Pemerintah Kota Pontianak berkomitmen melestarikan berbagai tradisi itu.
Tahun ini, dalam rangkaian peringatan hari jadi kota Pontianak ke-246 yang jatuh pada 23 Oktober, Arak-arakan Pengantin Melayu digelar dalam festival pada Minggu, 15 Oktober 2017.
Dalam tradisi Melayu, arak-arakan pengantin merupakan rangkaian prosesi mengantar mempelai lelaki ke rumah pengantin perempuan. Orang tua ikut mengantar, mengapit mereka dalam barisan. Seorang kerabat keluarga memayungi pasangan di belakangnya.
Delapan kelompok berpartisipasi dalam festival kali ini. Mereka dilepas dari halaman Museum Kalimantan Barat, berparade sepanjang satu kilometer ke halaman Masjid Raya Mujahidin.
30 hingga 40 orang berpartisipasi dalam satu rombongan. Mereka terdiri dari tujuh hingga sembilan pemusik tanjidor – kombinasi musik tabuh dan tiup – serta dilengkapi serombongan pemain musik tar dengan rebananya.
Rombongan lain berupa anggota keluarga, handai taulan, yang membawakan berbagai hantaran seperti mas kawin, perabot rumah tangga, pakaian, serta perlengkapan salat dan mandi.

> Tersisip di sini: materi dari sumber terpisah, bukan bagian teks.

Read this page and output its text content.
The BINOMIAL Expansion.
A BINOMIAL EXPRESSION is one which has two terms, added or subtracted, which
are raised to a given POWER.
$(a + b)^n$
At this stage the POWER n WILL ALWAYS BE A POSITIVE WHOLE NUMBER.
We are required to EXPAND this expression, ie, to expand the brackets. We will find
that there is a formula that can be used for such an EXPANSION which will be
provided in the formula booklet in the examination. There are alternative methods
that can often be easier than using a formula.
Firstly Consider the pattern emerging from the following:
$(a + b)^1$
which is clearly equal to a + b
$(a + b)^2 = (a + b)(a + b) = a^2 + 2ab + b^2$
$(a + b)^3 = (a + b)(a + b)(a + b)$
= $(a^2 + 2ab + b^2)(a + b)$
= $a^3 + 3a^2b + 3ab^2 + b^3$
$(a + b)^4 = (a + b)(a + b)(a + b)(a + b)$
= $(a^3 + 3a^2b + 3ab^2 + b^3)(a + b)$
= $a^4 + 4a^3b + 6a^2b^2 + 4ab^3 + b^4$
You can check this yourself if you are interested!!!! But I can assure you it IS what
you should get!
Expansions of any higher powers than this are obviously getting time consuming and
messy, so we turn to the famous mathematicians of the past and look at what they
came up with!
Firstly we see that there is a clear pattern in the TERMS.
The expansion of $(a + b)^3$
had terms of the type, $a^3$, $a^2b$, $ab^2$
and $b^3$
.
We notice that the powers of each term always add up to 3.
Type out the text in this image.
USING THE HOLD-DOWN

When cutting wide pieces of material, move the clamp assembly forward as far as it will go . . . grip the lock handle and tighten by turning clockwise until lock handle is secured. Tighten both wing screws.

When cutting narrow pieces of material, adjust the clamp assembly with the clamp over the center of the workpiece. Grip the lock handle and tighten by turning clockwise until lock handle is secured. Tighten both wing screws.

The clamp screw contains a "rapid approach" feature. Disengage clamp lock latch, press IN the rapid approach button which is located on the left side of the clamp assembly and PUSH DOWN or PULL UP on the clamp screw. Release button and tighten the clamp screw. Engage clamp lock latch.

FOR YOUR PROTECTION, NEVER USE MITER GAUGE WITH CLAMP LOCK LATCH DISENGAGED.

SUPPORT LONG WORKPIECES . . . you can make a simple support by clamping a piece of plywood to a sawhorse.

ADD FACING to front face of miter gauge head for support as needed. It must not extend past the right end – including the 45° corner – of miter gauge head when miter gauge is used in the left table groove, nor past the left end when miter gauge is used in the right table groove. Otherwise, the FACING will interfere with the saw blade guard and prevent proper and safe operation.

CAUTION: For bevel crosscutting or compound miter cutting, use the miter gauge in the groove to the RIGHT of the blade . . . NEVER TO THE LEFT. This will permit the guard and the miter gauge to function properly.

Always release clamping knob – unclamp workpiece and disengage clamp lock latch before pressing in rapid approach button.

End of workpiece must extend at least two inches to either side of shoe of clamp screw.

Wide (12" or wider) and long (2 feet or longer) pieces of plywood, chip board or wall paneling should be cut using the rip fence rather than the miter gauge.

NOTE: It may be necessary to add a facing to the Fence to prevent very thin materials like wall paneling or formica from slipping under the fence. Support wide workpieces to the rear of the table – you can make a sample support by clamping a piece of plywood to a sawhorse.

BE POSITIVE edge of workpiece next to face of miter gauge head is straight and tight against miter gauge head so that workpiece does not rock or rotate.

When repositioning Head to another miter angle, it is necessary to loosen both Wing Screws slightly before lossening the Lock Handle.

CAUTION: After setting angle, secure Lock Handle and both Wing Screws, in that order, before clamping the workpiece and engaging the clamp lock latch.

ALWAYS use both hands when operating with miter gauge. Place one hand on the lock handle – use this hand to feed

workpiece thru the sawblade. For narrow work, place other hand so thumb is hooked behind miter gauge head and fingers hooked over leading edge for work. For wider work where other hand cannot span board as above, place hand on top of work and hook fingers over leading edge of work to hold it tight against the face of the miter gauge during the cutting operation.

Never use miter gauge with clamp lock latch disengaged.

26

Walikota Pontianak, Sutarmidji, mengatakan, di antara barang hantaran yang harus ada adalah peninggalan zaman nenek moyang dulu, seperti sirih, pinang, kapur, tembakau, dan gambir.
"Dibuat festival ini, agar semakin banyak orang mengenal tradisi ini dan tetap lestari," katanya.
Rombongan mengenakan pakaian khas Melayu. Lelaki memakai setelan "telok belanga", perpaduan baju koko, celana panjang, dan batik motif "corak insang", khas Pontianak. Sementara perempuan memakai baju kurung, jilbab, dengan bawahannya kain batik "corak insang" pula.
Aksesoris lain berupa bunga manggar, kertas warna-warni yang dipasang pada tangkai lidi dalam jumlah banyak, ditancapkan pada bagian ujung sebatang tebu atau tongkat, sehingga menyerupai payung.